Did I imagine it? Her hands were still shaking as she pictured the mismatched face — one eye more than an inch lower than the other, a twisted snarl of a mouth, an impossibly crooked nose. No, she’d seen it.

Fear clutched at her chest. She had to find David.

Forcing herself to remain composed, Laurel moved from room to room, looking. Panic welled up inside her as she seemed to find everyone but him. Finally, she spotted him in the corner of the kitchen with a snack in one hand and a cup in the other, talking with a bunch of guys. She walked up to him, feigning calmness. “Can I talk to you?” she asked with a tight smile, leading him a few feet away from the crowd. She leaned in close to his ear. “There’s a troll outside,” she said, her voice shaky.

David’s smile disappeared. “Are you sure? I mean, we’ve both been pretty jumpy. But we haven’t seen an actual troll in months.”

Laurel shook her head almost convulsively. “No, I saw it. It’s not a mistake. It’s here for me. Ah!” She groaned softly. “How could I be so stupid?”

“Wait, wait,” David said, his hands on her shoulders. “You don’t know that it’s here for you.
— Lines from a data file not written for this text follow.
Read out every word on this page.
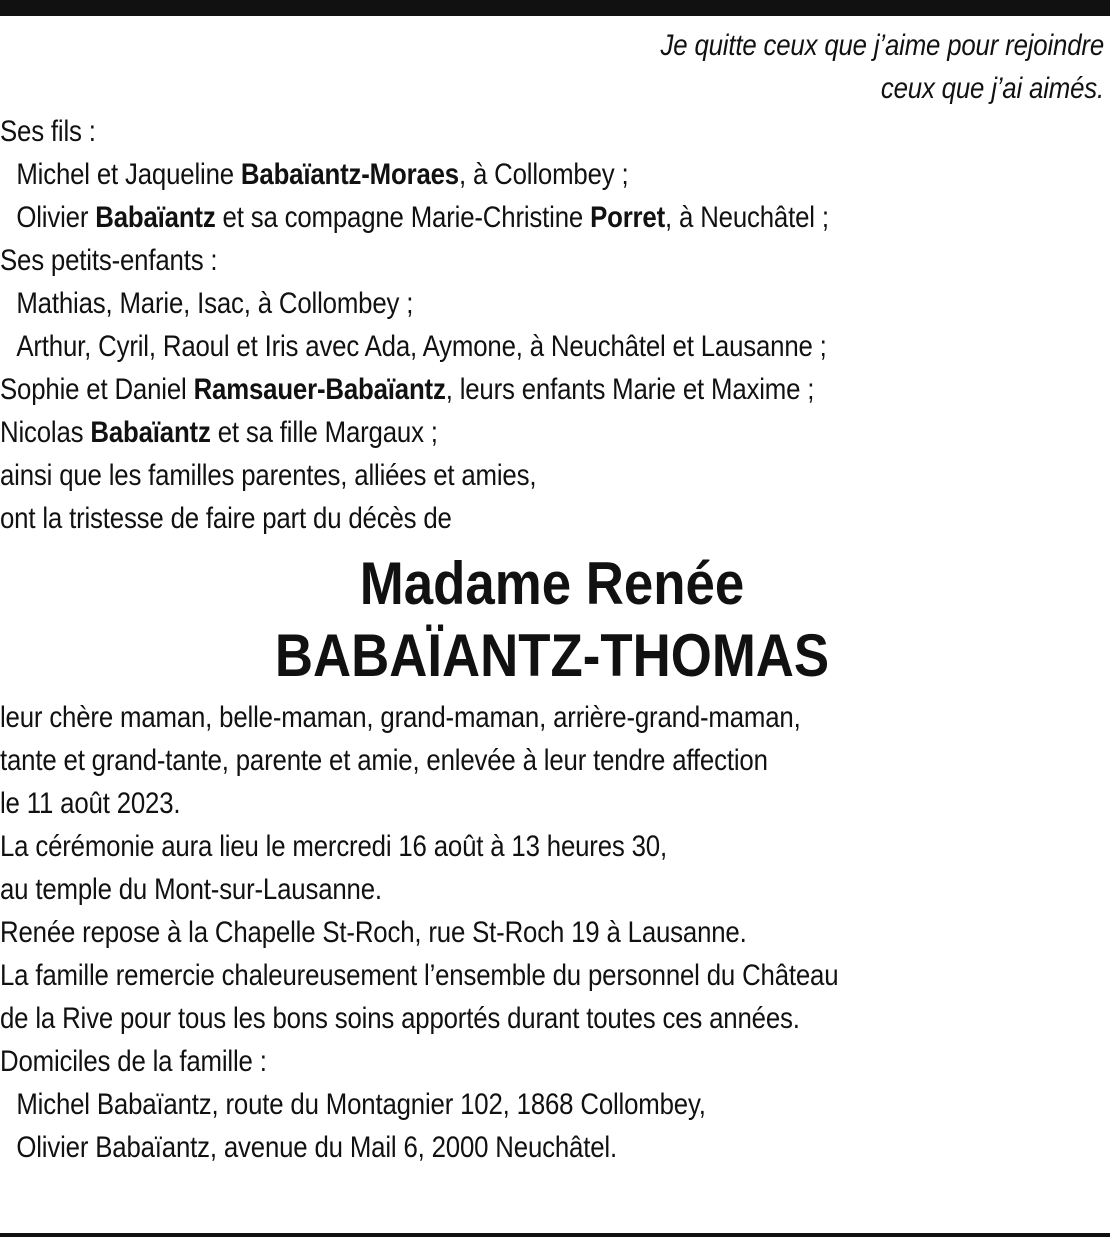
Je quitte ceux que j’aime pour rejoindre
ceux que j’ai aimés.
Ses fils :
Michel et Jaqueline Babaïantz-Moraes, à Collombey ;
Olivier Babaïantz et sa compagne Marie-Christine Porret, à Neuchâtel ;
Ses petits-enfants :
Mathias, Marie, Isac, à Collombey ;
Arthur, Cyril, Raoul et Iris avec Ada, Aymone, à Neuchâtel et Lausanne ;
Sophie et Daniel Ramsauer-Babaïantz, leurs enfants Marie et Maxime ;
Nicolas Babaïantz et sa fille Margaux ;
ainsi que les familles parentes, alliées et amies,
ont la tristesse de faire part du décès de
Madame Renée
BABAÏANTZ-THOMAS
leur chère maman, belle-maman, grand-maman, arrière-grand-maman,
tante et grand-tante, parente et amie, enlevée à leur tendre affection
le 11 août 2023.
La cérémonie aura lieu le mercredi 16 août à 13 heures 30,
au temple du Mont-sur-Lausanne.
Renée repose à la Chapelle St-Roch, rue St-Roch 19 à Lausanne.
La famille remercie chaleureusement l’ensemble du personnel du Château
de la Rive pour tous les bons soins apportés durant toutes ces années.
Domiciles de la famille :
Michel Babaïantz, route du Montagnier 102, 1868 Collombey,
Olivier Babaïantz, avenue du Mail 6, 2000 Neuchâtel.
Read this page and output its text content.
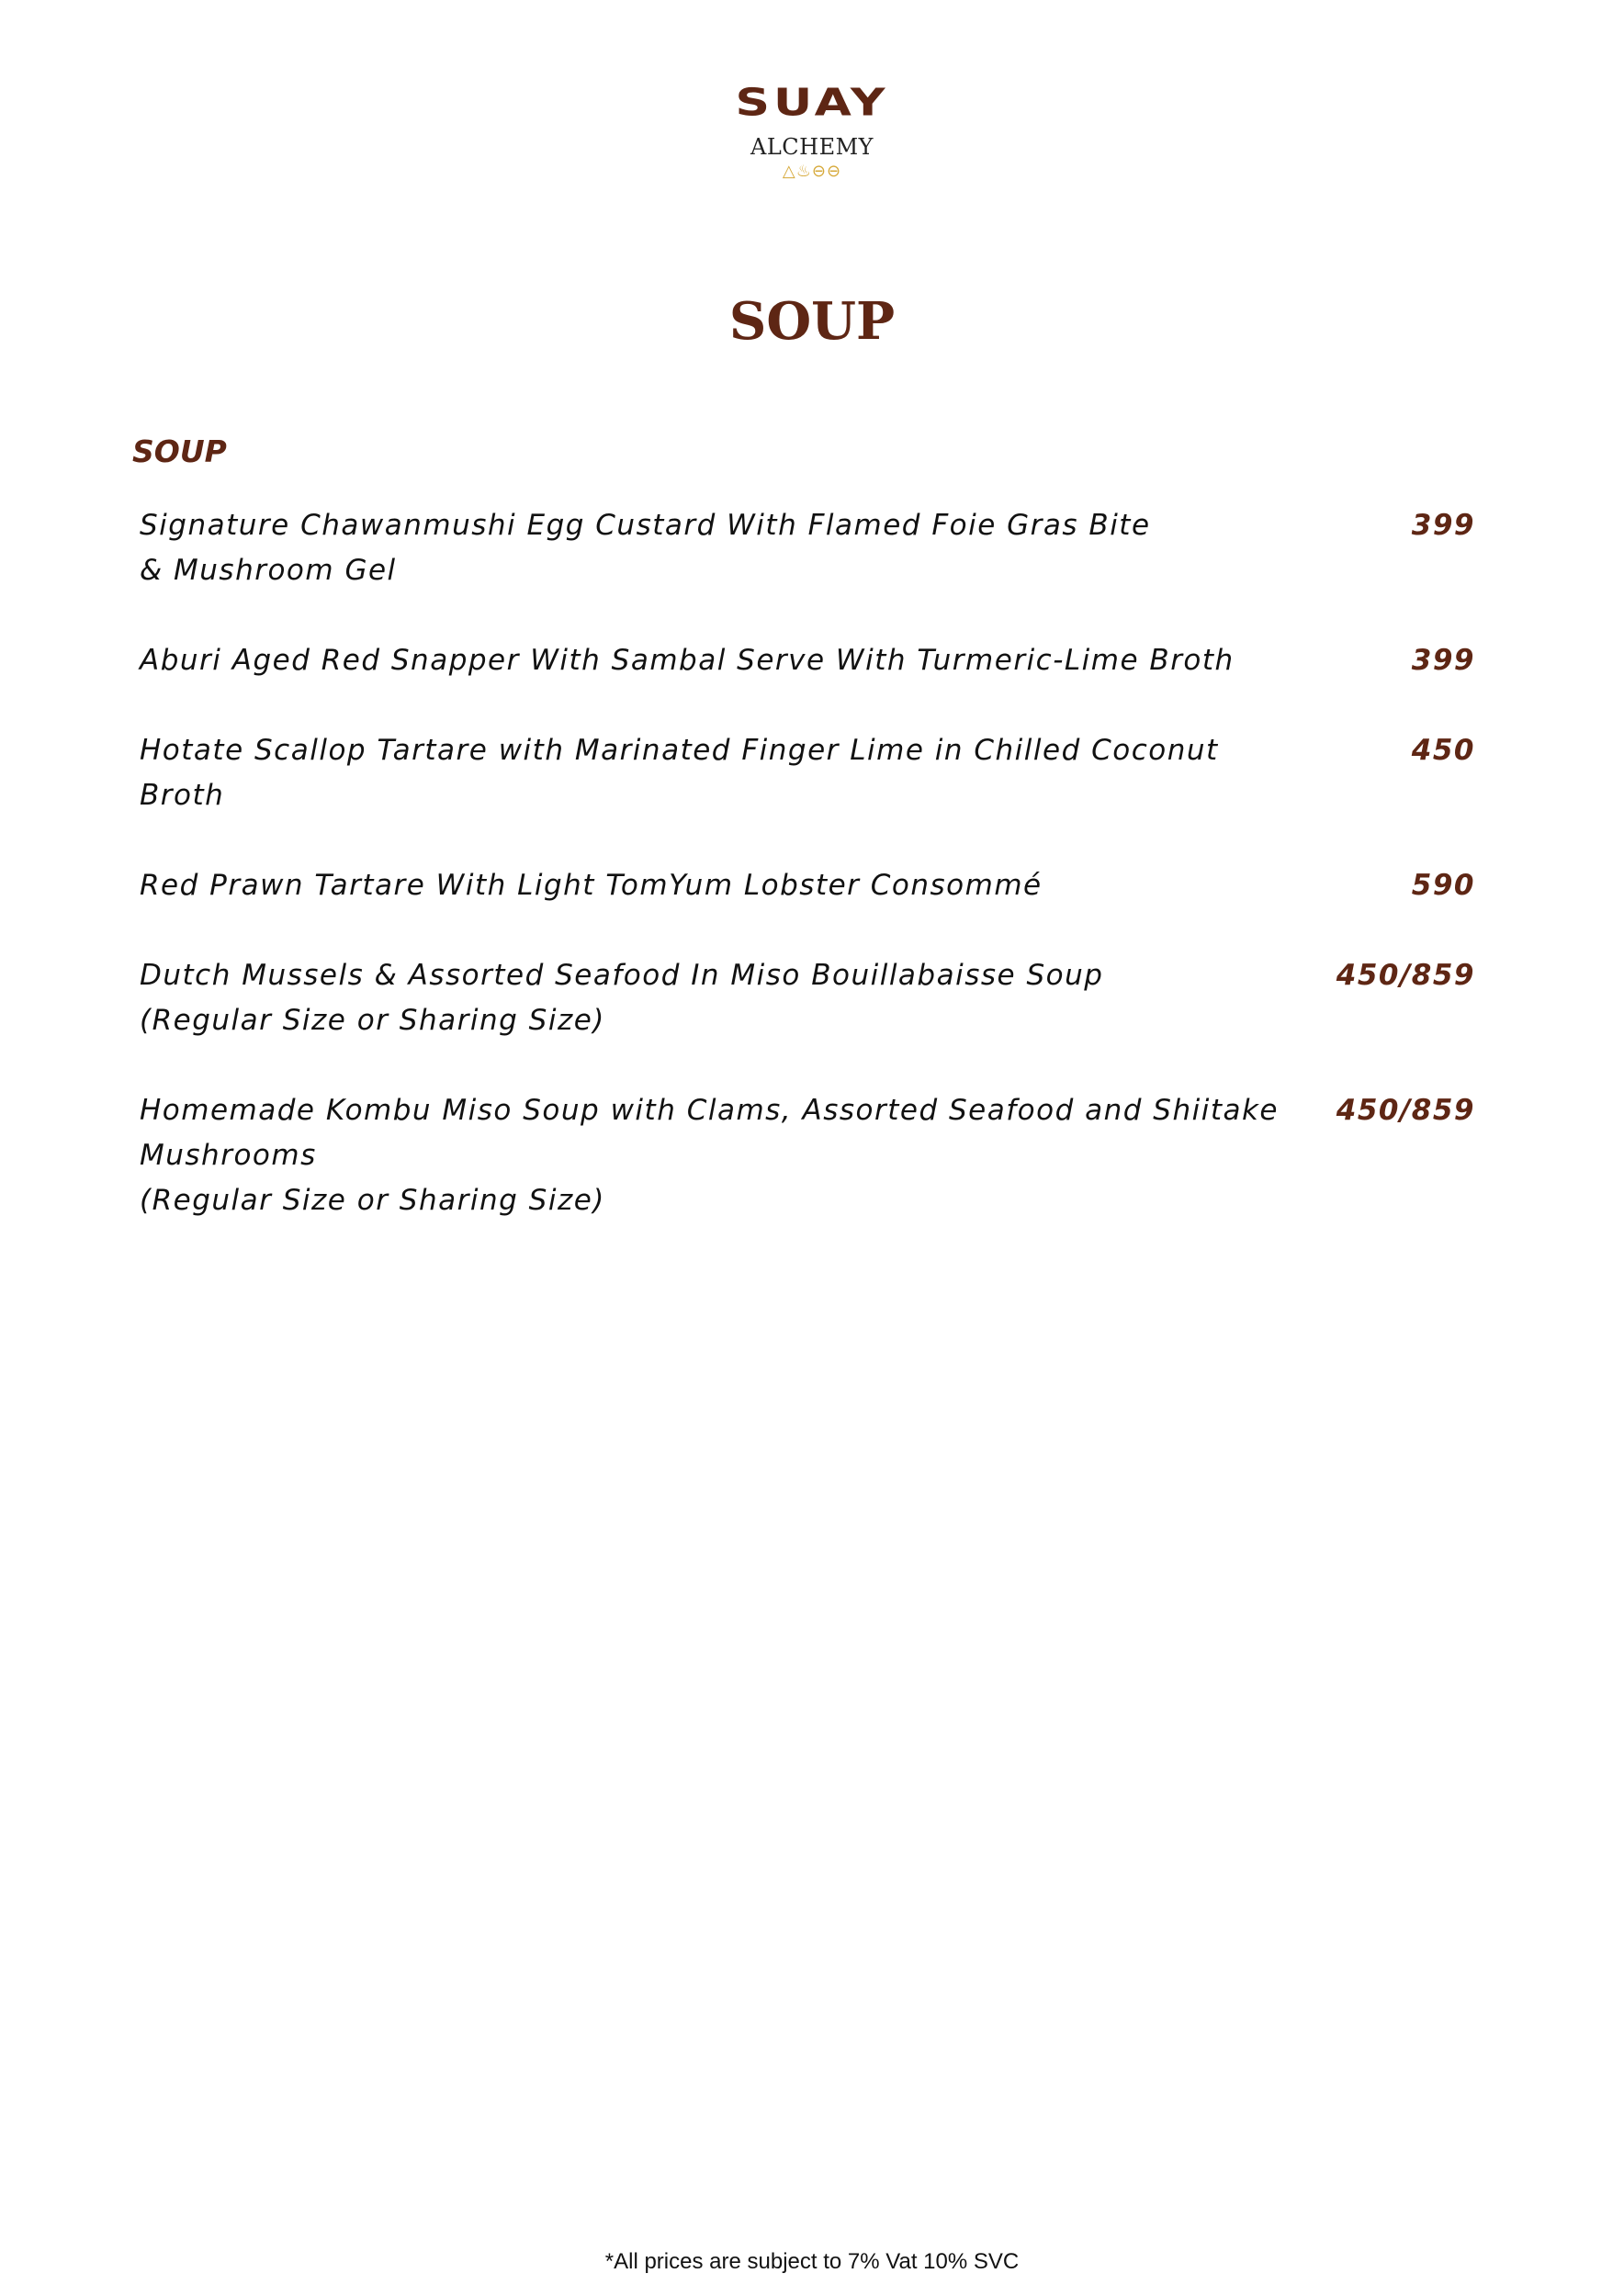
SUAY
ALCHEMY
△♨⊖⊖
SOUP
SOUP
Signature Chawanmushi Egg Custard With Flamed Foie Gras Bite
& Mushroom Gel
399
Aburi Aged Red Snapper With Sambal Serve With Turmeric-Lime Broth	399
Hotate Scallop Tartare with Marinated Finger Lime in Chilled Coconut Broth
450
Red Prawn Tartare With Light TomYum Lobster Consommé	590
Dutch Mussels & Assorted Seafood In Miso Bouillabaisse Soup
(Regular Size or Sharing Size)
450/859
Homemade Kombu Miso Soup with Clams, Assorted Seafood and Shiitake
Mushrooms
(Regular Size or Sharing Size)
450/859
*All prices are subject to 7% Vat 10% SVC
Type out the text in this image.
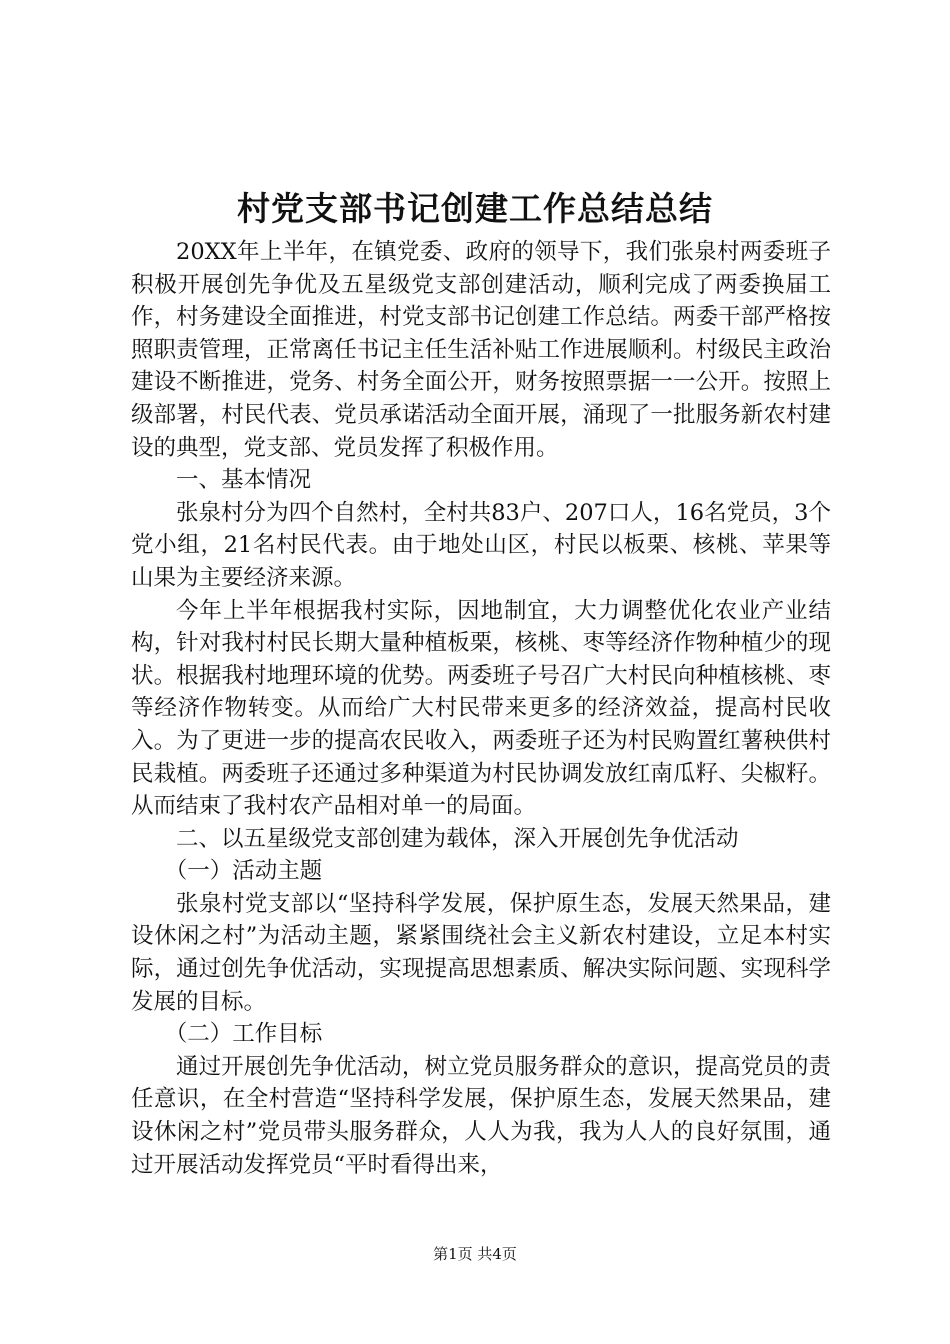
村党支部书记创建工作总结总结

20XX年上半年，在镇党委、政府的领导下，我们张泉村两委班子积极开展创先争优及五星级党支部创建活动，顺利完成了两委换届工作，村务建设全面推进，村党支部书记创建工作总结。两委干部严格按照职责管理，正常离任书记主任生活补贴工作进展顺利。村级民主政治建设不断推进，党务、村务全面公开，财务按照票据一一公开。按照上级部署，村民代表、党员承诺活动全面开展，涌现了一批服务新农村建设的典型，党支部、党员发挥了积极作用。

一、基本情况

张泉村分为四个自然村，全村共83户、207口人，16名党员，3个党小组，21名村民代表。由于地处山区，村民以板栗、核桃、苹果等山果为主要经济来源。

今年上半年根据我村实际，因地制宜，大力调整优化农业产业结构，针对我村村民长期大量种植板栗，核桃、枣等经济作物种植少的现状。根据我村地理环境的优势。两委班子号召广大村民向种植核桃、枣等经济作物转变。从而给广大村民带来更多的经济效益，提高村民收入。为了更进一步的提高农民收入，两委班子还为村民购置红薯秧供村民栽植。两委班子还通过多种渠道为村民协调发放红南瓜籽、尖椒籽。从而结束了我村农产品相对单一的局面。

二、以五星级党支部创建为载体，深入开展创先争优活动

（一）活动主题

张泉村党支部以“坚持科学发展，保护原生态，发展天然果品，建设休闲之村”为活动主题，紧紧围绕社会主义新农村建设，立足本村实际，通过创先争优活动，实现提高思想素质、解决实际问题、实现科学发展的目标。

（二）工作目标

通过开展创先争优活动，树立党员服务群众的意识，提高党员的责任意识，在全村营造“坚持科学发展，保护原生态，发展天然果品，建设休闲之村”党员带头服务群众，人人为我，我为人人的良好氛围，通过开展活动发挥党员“平时看得出来，

第1页 共4页
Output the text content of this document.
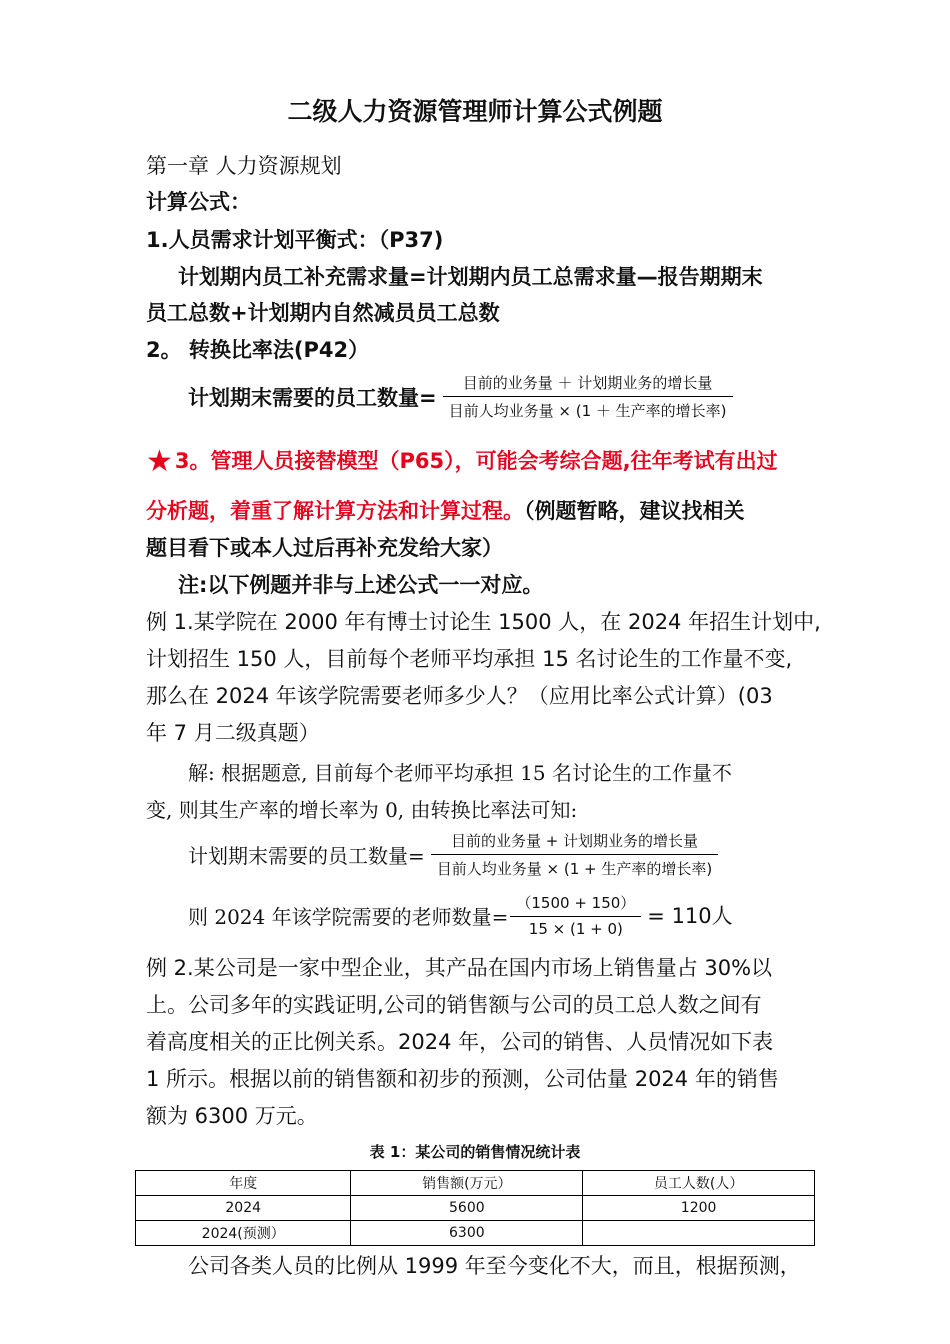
二级人力资源管理师计算公式例题
第一章 人力资源规划
计算公式：
1.人员需求计划平衡式：（P37)
计划期内员工补充需求量=计划期内员工总需求量—报告期期末
员工总数+计划期内自然减员员工总数
2。 转换比率法(P42）
计划期末需要的员工数量= $\frac{\text{目前的业务量 ＋ 计划期业务的增长量}}{\text{目前人均业务量 × (1 ＋ 生产率的增长率)}}$
★3。管理人员接替模型（P65），可能会考综合题,往年考试有出过
分析题，着重了解计算方法和计算过程。（例题暂略，建议找相关
题目看下或本人过后再补充发给大家）
注:以下例题并非与上述公式一一对应。
例 1.某学院在 2000 年有博士讨论生 1500 人，在 2024 年招生计划中,
计划招生 150 人，目前每个老师平均承担 15 名讨论生的工作量不变,
那么在 2024 年该学院需要老师多少人？（应用比率公式计算）(03
年 7 月二级真题）
解: 根据题意, 目前每个老师平均承担 15 名讨论生的工作量不
变, 则其生产率的增长率为 0, 由转换比率法可知:
计划期末需要的员工数量= $\frac{\text{目前的业务量 + 计划期业务的增长量}}{\text{目前人均业务量 × (1 + 生产率的增长率)}}$
则 2024 年该学院需要的老师数量= $\frac{(1500 + 150)}{15 \times (1 + 0)} = 110$人
例 2.某公司是一家中型企业，其产品在国内市场上销售量占 30%以
上。公司多年的实践证明,公司的销售额与公司的员工总人数之间有
着高度相关的正比例关系。2024 年，公司的销售、人员情况如下表
1 所示。根据以前的销售额和初步的预测，公司估量 2024 年的销售
额为 6300 万元。
表 1：某公司的销售情况统计表
年度	销售额(万元）	员工人数(人）
2024	5600	1200
2024(预测）	6300	
公司各类人员的比例从 1999 年至今变化不大，而且，根据预测，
Why would they attack you now, all of a sudden? It doesn’t make sense.”

“Yes, it does. Jamison told me this would happen. And it has!” Her hands shook, and words kept spilling out of her mouth as her fear grew. “I’ve been so careful, and the one night I let my guard down, they’re there. Just like Jamison said. They must have been watching — waiting for me to forget my kit. I’m the fly, David. I’m the stupid, stupid fly!”